Bart Eussen   Bart.Eussen@nlr.nl
Affifliation: Netherlands Aerospace Centre

Coen de Visser   c.c.devisser@tudelft.nl
Affifliation: Delft University of Technology

Roeland de Breuker   R.DeBreuker@tudelft.nl
Affifliation: Delft University of Technology


Topics: - Aeroservoelasticity (Vehicle analysis/design using model-based and data driven models), - Wind Tunnel and Flight Testing (Experimental methods)

Abstract:

This paper presents a method for identifying flight dynamics models for aircraft that includes effects from the flexible structure and the effects from unsteady aerodynamics. In the time domain, the unsteady aerodynamic effects are often modelled using aerodynamic lag states. The proposed method involves first determining the poles that govern the dynamics for these lag states from flight data. This is followed by reconstructing the time signal histories for these lag states so that they can then be used as part of the model fitting procedure.

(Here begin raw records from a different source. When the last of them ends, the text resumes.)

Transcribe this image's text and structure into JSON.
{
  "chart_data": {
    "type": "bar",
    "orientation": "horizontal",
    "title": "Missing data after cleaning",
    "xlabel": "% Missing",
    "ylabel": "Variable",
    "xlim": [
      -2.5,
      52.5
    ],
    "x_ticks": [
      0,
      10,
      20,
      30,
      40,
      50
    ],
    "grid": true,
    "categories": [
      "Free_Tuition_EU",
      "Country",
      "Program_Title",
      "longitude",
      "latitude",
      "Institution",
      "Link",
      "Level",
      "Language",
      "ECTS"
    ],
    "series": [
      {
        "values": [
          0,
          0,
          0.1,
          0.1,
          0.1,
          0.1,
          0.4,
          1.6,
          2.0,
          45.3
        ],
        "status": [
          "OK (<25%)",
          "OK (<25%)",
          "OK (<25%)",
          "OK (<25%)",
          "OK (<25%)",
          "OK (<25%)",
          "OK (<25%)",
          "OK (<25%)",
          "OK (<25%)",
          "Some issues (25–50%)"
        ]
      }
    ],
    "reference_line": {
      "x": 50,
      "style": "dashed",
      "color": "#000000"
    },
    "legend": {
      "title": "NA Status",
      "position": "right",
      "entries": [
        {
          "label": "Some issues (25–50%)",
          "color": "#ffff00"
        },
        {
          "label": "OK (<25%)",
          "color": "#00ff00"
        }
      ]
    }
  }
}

Flight tests were conducted using a scaled Diana2 glider unmanned aerial vehicle (UAV) in order to collect experimental data for modelling. To be able to measure the response of the aircraft and its structure, the glider was instrumented with a wide range of sensors including accelerometers, gyroscopes and strain gauges placed across the aircraft structure. During the flight, various excitation manoeuvres were conducted by the pilot while the aircraft responses were collected. From these measurements, a full flight dynamics model consisting of both lateral and longitudinal dynamics was then identified. Additionally, a model predicting the tail and wing root loads was also identified. First, a rigid aircraft model was fitted that was then extended with states corresponding to the flexible modes and aerodynamic lags. Comparison between the rigid and extended model showed that the addition of structural modes and aerodynamic lag states to the identified models can lead up to 30% improvement in predicting aircraft responses. In conclusion, the method developed and presented in this paper is able to identify flight dynamics models from flight data that more accurately capture the dynamics of flexible aircraft by including effects from the flexible structure and unsteady aerodynamics.